Disruptive tech

    The pace of change has never felt faster than it is now. Forget leaps and bounds; it’s an endless sprint without a finish line. Products that we purchase are out-of-date soon after and obsolete within a year. The drive for improvement, access to big data, and an understanding of changing behavioural traits and possibly the shorter attention spans of consumers have led to profits for businesses and investors adopting disruptive technology’.

    Defined as displacing an established technology or a ground-breaking product that creates a completely new industry, disruptive technologies have redefined the world in which we live in; Wi-fi, email, cloud storage, solar power, Uber and Amazon are prime examples of changes in technology and business models that led to massive repercussions for the world-wide economy and the triple bottom line.

    Transport and energy are also likely to see major transformations in the future. Tony Seba, Lecturer in Entrepreneurship, Disruption and Clean Energy at Stanford University, forecasts a complete shift to solar power and electric vehicles within ten years. Property may also be impacted as businesses look to lease desk space as needed without incurring sizeable costs for floor space that may lay waste during quiet periods.

    Echoing this belief is Elon Musk, CEO of Tesla and CEO of SpaceX and seemingly the poster boy of disruptive technology.  He recently wrote a blog piece on his original ten year master plan. Having almost reached his goal of an affordable high volume car and solar power, part two of his plan is to improve solar panels, expand the electric vehicle product line, enable self-driving capacity, and inspect ways for customers to earn money from vehicles not in use. With Australia as the trial for Tesla’s solar powered Powerwall, we are at the forefront of this new disruptive frontier.

    The financial services sector is not immune from disruptive technology. In Australia, financial technology (FinTech) spans across financial advice, wealth management, peer-to-peer lending, payments, digital currency, and has the potential to reduce complexity and improve efficiencies and outcomes.

    Online financial applications have not gone unnoticed by Australia’s policy makers.  Recently, the Australian Securities and Investments Commission (ASIC) in partnership with the Monetary Authority of Singapore (MAS) is encouraging Financial Technology startups from both countries by providing a “regulatory sandbox” for startups to test their ideas with real-world customers without having to hold a financial services licence. It also offers the governments of Singapore and Australia insight into emerging technologies and building suitable and flexible regulations in which for them to operate.

    One of the biggest additions by FinTech to the finance sector is Bitcoin. Bitcoin is a digital currency that is not owned or sponsored by any country’s central bank or government. The advantage of using Bitcoin over traditional currency is anonymity (making it the currency of choice for online blackmarket places). That is not to say that it is without financial control. Blockchain, another FinTech innovation, is a digital ledger that lists all transactions made with Bitcoin, and is supported by Bitcoin exchanges that allow for the transfer of physical dollars into Bitcoins. While this may have streamlined the process for digital currencies, as all things digital they are exposed to hacking, as shown recently when BitFinex, a Hong-Kong based bitcoin exchange lost $72.3 million in a recent hack.  Chief Executive and Founder of cryptocurrency comparison website CryptoCompare (via CNBC) believes “events of this nature will spook potential investors.”
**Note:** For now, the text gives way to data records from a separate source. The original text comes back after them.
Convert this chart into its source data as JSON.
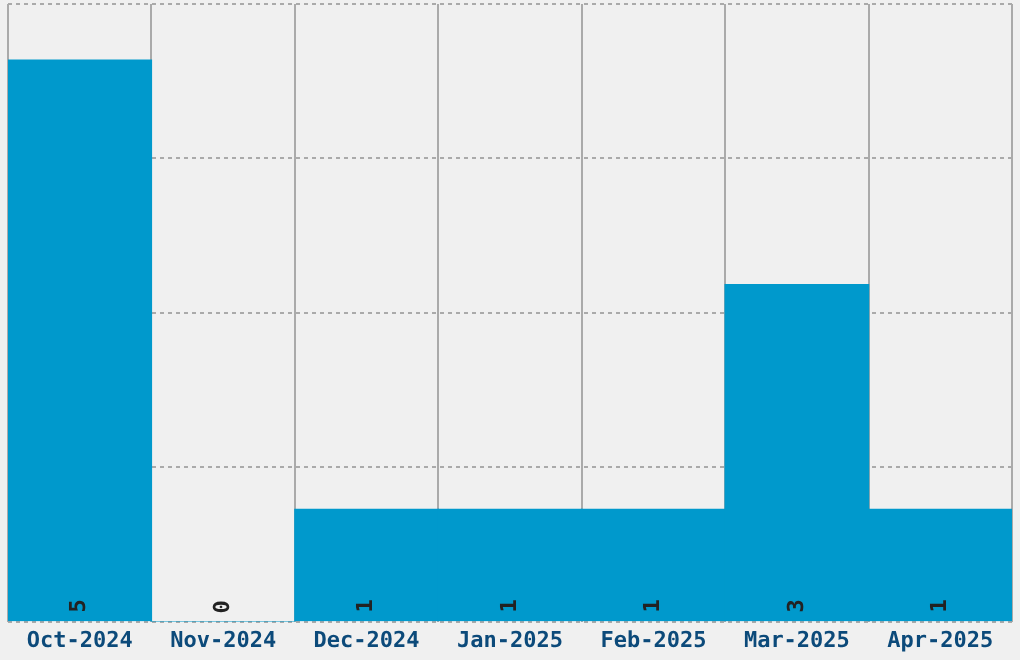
{
  "chart_data": {
    "type": "bar",
    "categories": [
      "Oct-2024",
      "Nov-2024",
      "Dec-2024",
      "Jan-2025",
      "Feb-2025",
      "Mar-2025",
      "Apr-2025"
    ],
    "values": [
      5,
      0,
      1,
      1,
      1,
      3,
      1
    ],
    "color": "#0099cc",
    "relative": false,
    "ylim": [
      0,
      5.5
    ],
    "yticks": [
      {
        "value": 0,
        "label": null
      },
      {
        "value": 1.375,
        "label": null
      },
      {
        "value": 2.75,
        "label": null
      },
      {
        "value": 4.125,
        "label": null
      },
      {
        "value": 5.5,
        "label": null
      }
    ],
    "tick_labels": "x",
    "grid": true,
    "data_labels": true,
    "legend": false
  }
}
    The disadvantages of FinTech also extend beyond the online world and into areas with existing services  – Australia Post has increasing postal costs as physical mail declines; traditional retail is increasingly losing ground to online shopping due to online’s lower income and tenancy costs; and lastly the Uber vs Taxi showdown has forced a drop in the value of Taxi Licences.

    Mark Boyle, financial services industry leader for IBM Australia, believes that while these FinTech start-ups may offer leaner and more cost-efficient services than brick-and-mortar services, they lack decades of extensive data collected by long-established financial services providers. And it’s these analytics that provide an opportunity for market leaders to identify insights to disrupt the disrupters.

    “If I had asked people what they wanted, they would have said faster horses.” Henry Ford

    Keeping up with this rate of change is both confronting and challenging for investors using more tried and tested methods of investment. Clinton Wong, UBS Head of equity and sales, believes the market appears to be more accepting of the inherent risk involved in start-ups and investing even before the company has proved profitable.

    For fund managers, finding this balance between innovation, investment, and risk is paramount to investment in the future of the economy, but also wealth generation for their clients.